Going back to his tenures at Temple (’81-`88), Northeastern (’89-`90), Penn State (`91), East Stroudsburg (`92), the ACC’s Wake Forest (’93-`00) and Maryland (’01-`07), there were some impressive streaks.
Although he did not oversee special teams in every one of his college seasons, Rychleski’s units once went a combined 110 consecutive games without having a punt blocked.
You might say that time spent in College Park influenced Rychleski’s decision to take Johnson’s call soon after Dave Walkosky left the Tech staff recently.
Former Jackets offensive coordinator-turned Terps head coach Ralph Friedgen was quite a Georgia Tech advocate.
“Ralph used to always talk about Georgia Tech, and how he really liked it down here, the warmth of the people,” Rychleski said. “And this is one of the loudest stadiums, when it’s rocking, that I’ve ever been in. We beat [Tech] in ’01 [when Maryland went on to win the ACC title], and in ’03 we lost. Both were Thursday nights.”
That Rychleski, 56, is a football coach is no surprise.
Growing up in the “Coal Region” of northeast Pennsylvania in Old Forge (about eight miles from Scranton), he admired his former assistant coach.
“[The late] Vince Thomasetti was my special teams coach and driver’s education teacher,” the coach explained. “In high school I always wanted to be a head football coach and driver’s ed teacher.”
Soon after graduating from Millersville (Pa.) State College (now known as Millersville University), Rychleski landed a job as a teacher and as the head coach of the freshman football team.
That lasted just four games, however, because teachers went on strike and, “and when we got back I was low man on the totem pole, obviously, and I was cut.”
After about a year spent kicking around, Rychleski visited the football offices at Temple University. Head coach Wayne Hardin, who later was inducted into the College Football Hall of Fame, gave the young man a break.
“I went down to see him . . . and they needed somebody to run the scout team. I walked through the door, volunteered, and . . . went from a volunteer to a part-time outside linebackers coach, to a graduate assistant to a full-time assistant.”
With the exception of the three years spent with the Colts and one with Montreal, Rychleski’s career has been spent in the college ranks.
He likes to say, “Every coach has a scar, or scars,” and he claims a notable example.
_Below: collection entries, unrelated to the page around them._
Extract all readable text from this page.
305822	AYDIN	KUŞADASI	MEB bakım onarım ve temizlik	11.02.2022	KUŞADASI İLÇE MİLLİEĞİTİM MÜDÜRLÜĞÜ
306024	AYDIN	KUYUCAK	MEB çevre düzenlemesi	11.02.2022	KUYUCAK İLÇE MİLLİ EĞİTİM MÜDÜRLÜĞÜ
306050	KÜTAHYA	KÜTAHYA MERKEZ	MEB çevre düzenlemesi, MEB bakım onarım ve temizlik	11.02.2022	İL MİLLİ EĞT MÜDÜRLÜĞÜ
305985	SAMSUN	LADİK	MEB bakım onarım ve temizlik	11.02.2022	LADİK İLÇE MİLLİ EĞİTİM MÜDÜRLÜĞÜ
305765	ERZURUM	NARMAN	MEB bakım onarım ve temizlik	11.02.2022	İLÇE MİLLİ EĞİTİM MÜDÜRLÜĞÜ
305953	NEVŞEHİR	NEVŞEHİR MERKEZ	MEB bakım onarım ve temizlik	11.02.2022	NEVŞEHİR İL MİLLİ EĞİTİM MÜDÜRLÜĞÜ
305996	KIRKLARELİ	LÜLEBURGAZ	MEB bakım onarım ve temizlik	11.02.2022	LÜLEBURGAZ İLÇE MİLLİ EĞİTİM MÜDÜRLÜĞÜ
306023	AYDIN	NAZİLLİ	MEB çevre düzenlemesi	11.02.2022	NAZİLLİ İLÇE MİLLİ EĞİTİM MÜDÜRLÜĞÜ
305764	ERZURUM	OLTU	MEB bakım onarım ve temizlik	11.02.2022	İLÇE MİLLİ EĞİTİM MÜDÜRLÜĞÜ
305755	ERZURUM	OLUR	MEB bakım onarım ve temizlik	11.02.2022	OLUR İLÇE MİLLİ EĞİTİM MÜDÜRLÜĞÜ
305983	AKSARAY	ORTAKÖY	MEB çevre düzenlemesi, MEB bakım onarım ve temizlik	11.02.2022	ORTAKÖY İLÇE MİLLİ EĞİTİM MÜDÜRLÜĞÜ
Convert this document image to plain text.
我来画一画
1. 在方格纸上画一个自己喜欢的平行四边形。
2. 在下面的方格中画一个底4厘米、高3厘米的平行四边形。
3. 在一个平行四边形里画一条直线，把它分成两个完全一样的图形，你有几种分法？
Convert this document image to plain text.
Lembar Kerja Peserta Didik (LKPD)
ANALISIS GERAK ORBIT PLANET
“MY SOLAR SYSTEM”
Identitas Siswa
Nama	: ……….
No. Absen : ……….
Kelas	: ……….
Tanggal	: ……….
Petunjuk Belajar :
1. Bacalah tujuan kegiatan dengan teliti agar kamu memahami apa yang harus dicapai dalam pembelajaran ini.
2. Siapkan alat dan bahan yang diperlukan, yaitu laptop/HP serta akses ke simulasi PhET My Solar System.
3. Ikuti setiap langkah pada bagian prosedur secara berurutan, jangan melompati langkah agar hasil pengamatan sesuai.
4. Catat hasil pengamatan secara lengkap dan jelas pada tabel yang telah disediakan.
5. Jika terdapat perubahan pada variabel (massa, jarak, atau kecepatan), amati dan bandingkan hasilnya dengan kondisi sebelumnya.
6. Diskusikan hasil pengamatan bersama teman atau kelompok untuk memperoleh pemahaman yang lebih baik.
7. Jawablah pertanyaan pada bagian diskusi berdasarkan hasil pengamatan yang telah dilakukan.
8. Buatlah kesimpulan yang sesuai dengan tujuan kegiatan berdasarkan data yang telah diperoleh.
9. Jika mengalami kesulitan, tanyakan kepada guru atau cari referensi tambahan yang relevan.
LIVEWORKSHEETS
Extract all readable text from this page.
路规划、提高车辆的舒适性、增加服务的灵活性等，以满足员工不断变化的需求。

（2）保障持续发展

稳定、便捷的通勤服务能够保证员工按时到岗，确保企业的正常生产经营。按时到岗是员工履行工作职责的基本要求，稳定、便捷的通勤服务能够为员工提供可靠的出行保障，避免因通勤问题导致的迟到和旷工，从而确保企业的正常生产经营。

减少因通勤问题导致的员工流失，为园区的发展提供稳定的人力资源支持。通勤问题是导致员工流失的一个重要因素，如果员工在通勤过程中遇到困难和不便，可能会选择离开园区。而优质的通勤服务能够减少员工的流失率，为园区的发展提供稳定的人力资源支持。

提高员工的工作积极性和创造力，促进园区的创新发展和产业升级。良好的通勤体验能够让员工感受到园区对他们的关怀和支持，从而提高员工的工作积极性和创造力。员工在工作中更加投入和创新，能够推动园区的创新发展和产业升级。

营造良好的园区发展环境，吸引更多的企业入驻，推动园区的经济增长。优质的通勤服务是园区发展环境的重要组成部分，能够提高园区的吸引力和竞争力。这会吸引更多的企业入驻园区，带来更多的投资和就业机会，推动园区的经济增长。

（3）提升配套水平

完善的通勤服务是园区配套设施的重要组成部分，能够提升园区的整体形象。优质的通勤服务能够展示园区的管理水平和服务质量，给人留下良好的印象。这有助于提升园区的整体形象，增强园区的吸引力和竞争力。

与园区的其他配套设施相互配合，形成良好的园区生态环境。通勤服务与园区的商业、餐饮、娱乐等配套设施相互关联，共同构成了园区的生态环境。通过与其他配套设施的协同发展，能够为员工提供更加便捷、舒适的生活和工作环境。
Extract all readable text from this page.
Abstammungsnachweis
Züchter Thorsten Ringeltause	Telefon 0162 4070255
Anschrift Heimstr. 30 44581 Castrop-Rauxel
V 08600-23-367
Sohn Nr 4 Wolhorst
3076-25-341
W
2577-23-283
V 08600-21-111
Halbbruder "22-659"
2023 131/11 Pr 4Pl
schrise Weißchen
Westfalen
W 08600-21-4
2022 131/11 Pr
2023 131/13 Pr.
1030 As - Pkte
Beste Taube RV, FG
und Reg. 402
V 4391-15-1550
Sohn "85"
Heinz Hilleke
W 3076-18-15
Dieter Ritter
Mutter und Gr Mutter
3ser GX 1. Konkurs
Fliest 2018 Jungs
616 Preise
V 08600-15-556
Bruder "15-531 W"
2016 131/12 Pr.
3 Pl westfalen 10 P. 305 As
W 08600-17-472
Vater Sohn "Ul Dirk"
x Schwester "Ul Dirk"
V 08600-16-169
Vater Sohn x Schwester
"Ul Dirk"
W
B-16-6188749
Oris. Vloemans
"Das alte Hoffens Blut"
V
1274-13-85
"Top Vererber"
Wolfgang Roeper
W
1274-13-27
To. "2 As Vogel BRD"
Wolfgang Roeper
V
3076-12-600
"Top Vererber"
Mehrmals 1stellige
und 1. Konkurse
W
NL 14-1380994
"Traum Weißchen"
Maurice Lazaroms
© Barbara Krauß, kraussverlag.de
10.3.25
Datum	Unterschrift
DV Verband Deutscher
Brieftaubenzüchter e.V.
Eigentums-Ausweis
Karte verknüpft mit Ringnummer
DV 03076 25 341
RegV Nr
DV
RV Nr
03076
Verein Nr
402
When the Colts fell to the Saints in Super Bowl XLIV after the 2009 season, New Orleans turned the game with a successful onside kick to start the second half. It was recovered, coincidentally, by former Yellow Jacket Chris Reis.
When Rychleski cues up a replay in his office, it’s easy to see the ball bounce off the turf and then off the facemask of former Colt Hank Baskett. He appeared to wrestle it free in the ensuing pile, but Reis wound up with it and Rychleski and the Colts wound up wounded.
“We talked about it at halftime, and again right before the start of the second half,” he said. “That’s my scar, my super scar.”
Really, Rychleski was not too impacted.
He continues to relish football at every stop, and even traveled last fall back to Pennsylvania to watch his alma mater play in a state championship game.
The Blue Devils lost 15-14 in overtime when North Catholic scored a two-point conversion after Old Forge had kicked following an overtime touchdown.
“That was their first lead of the game,” Rychleski said. “I spoke at the high school banquet in March, and I told them that walking to my car that day I felt the same way that I did when we lost the Super Bowl; I felt for those kids.
“That was the furthest those kids had gotten, although we’re a good Coal Region football team, but to lose the way they lost was heart-breaking. That was their Super Bowl.”